Metabolic OA phenotype (1): Considering the association between metabolic diseases and OA (2-5), we aimed to decipher why OA is more frequent and more severe in patients with type 2 diabetes mellitus, participating thus to the metabolic diseases-associated OA phenotype. Using cartilage explants from diabetic and non-diabetic patients, we demonstrated that the anti-oxidant axis Nrf2/HO-1 is defective. This phenomenon is also observed in cultured murine chondrocytes subjected to high or normal glucose exposure. The impairment of Nrf2/HO-1 is responsible for a more pronounced inflammatory phenotype of chondrocytes, elevating thus the level of chondrocytic inflammation.
Ageing-related OA phenotype (6): Accumulation of advanced glycation end-products (AGEs) during tissue ageing is part of the ageing-related OA phenotype by modifying the biomechanical properties of cartilage and by inducing chondrocyte activation.

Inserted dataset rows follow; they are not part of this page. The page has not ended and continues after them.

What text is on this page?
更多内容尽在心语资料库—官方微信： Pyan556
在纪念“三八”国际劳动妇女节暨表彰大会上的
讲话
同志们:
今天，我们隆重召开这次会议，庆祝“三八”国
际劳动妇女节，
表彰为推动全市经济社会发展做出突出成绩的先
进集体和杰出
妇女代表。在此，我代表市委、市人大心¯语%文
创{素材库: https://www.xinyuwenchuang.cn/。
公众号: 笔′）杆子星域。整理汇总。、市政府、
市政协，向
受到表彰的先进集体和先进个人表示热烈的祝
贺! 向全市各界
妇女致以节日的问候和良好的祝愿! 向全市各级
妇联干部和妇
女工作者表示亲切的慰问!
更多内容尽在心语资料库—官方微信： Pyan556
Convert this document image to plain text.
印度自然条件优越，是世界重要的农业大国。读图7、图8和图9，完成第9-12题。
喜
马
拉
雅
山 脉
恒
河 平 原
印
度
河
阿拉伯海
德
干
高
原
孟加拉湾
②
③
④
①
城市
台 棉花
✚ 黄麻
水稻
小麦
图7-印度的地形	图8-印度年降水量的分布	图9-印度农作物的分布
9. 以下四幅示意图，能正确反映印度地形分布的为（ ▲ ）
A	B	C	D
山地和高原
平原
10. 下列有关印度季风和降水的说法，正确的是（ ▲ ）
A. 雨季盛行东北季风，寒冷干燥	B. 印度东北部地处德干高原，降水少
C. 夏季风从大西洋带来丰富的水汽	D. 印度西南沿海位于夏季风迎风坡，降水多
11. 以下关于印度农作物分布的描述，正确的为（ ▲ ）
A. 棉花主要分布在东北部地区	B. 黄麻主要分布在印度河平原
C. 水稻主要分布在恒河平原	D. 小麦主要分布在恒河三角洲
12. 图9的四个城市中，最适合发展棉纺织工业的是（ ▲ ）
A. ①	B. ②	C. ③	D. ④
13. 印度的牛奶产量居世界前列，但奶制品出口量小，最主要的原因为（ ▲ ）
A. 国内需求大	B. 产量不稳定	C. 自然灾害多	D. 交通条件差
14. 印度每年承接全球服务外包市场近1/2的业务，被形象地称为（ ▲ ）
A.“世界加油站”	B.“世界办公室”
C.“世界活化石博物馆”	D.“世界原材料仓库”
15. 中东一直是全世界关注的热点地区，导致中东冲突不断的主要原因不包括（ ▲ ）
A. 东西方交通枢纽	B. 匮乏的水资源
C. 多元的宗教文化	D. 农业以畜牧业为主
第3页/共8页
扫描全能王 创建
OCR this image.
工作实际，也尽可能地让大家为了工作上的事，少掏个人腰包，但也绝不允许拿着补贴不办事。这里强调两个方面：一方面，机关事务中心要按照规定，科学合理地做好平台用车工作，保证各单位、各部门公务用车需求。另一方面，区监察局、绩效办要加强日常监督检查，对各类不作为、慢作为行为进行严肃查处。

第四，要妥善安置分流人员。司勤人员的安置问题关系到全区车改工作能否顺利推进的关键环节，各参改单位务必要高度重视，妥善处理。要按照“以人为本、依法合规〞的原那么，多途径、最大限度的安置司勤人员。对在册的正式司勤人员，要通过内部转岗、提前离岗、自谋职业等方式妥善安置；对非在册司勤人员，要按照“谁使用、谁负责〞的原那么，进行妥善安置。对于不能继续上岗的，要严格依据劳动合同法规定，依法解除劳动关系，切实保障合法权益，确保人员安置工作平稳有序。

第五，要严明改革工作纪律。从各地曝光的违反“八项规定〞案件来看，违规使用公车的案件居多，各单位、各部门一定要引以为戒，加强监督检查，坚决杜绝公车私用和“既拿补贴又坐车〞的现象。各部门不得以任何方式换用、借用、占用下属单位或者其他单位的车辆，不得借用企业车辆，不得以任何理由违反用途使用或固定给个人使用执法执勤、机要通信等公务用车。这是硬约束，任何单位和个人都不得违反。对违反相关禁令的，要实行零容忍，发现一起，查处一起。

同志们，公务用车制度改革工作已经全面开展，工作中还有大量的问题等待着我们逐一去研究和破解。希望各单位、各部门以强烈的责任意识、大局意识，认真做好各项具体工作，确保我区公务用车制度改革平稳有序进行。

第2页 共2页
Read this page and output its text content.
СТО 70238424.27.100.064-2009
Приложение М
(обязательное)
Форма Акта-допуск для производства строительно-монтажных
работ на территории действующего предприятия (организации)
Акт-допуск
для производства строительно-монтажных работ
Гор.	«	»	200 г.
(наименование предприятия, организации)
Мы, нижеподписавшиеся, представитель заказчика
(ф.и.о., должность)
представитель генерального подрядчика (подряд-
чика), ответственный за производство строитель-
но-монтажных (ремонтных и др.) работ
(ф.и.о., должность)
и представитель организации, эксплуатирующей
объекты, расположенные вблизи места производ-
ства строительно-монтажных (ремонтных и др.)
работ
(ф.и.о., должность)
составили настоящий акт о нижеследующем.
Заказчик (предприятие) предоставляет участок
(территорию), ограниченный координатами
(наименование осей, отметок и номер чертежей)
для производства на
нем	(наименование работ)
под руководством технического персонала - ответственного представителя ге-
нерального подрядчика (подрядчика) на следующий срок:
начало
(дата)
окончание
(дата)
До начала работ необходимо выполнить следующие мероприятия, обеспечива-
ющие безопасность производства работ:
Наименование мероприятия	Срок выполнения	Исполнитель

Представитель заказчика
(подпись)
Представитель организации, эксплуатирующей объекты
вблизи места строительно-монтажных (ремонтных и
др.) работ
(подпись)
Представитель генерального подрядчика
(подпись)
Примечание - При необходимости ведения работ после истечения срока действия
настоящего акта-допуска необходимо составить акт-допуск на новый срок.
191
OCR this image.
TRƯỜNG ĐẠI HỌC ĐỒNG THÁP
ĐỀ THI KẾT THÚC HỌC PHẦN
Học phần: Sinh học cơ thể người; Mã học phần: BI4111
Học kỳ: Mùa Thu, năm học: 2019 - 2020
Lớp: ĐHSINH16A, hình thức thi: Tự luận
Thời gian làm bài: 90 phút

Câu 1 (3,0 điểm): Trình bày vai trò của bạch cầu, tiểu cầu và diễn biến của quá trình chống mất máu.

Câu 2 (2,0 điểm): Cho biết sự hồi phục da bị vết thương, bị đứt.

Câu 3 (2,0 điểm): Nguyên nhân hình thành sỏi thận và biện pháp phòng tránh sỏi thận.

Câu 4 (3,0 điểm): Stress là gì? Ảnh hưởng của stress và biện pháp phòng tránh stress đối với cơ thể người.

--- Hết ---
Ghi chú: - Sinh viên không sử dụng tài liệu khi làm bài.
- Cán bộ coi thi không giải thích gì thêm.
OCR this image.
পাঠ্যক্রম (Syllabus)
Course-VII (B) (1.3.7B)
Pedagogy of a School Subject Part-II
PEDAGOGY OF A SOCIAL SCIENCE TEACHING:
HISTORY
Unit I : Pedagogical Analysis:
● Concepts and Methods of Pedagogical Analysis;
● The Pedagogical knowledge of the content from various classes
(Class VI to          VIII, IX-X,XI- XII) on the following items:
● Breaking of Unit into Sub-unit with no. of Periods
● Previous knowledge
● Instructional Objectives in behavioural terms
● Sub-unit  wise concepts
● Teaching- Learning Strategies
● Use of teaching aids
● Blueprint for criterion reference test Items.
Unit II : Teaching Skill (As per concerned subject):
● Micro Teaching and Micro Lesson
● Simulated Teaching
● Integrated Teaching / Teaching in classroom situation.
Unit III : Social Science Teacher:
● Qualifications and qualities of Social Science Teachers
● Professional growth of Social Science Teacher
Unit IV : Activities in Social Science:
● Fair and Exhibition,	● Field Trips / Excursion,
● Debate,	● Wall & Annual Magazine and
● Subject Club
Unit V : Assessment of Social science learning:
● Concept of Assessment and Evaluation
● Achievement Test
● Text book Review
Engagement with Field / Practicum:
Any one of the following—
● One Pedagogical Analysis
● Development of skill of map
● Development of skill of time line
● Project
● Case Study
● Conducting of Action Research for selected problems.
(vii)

We have found an age-dependent accumulation of AGEs, notably CML (Nε-carboxymethyl-lysine) in OA cartilage. Such a phenomenon could be due to a chondrocytic impairment of the adaptative mechanism of Glo-1, a detoxifying enzyme that eliminates glyoxal, the precursor of CML. This impairment of Glo-1 enzymatic activity could be due to IL-1-related inflammation.
Based on an integrative view of OA pathophysiology. we are investigating the relationship between autonomic nervous system (and especially its main mediator acetylcholine) and OA. Taking advantage of a recent sophisticated method that uses a whole joint immunolabeling protocol (after 3Disco clearing, in toto 3D immunofluorescence), we are currently studying the cholinergic innervation of joint tissues (i.e., subchondral bone and synovium) in human and murine joint samples (collaboration with Alain CHEDOTAL Institut de la Vision, INSERM, Paris, France)7. We are investigating whether chondrocytes and osteoblasts are able to produce themselves acetylcholine (i.e., non-neuronal production of acetylcholine) and whether the acetylcholine/acetylcholine receptors axis (nicotinic alpha-7 receptor (Chrna7) may regulate joint inflammation (collaboration with Uwe MASKOS, Unité de neurobiologie intégrative des systèmes cholinergiques, CNRS UMR 3571, Institut Pasteur, Paris, France) (PhD thesis of Dr Alice COURTIES, granted by AP-HP and French Society of Rheumatology).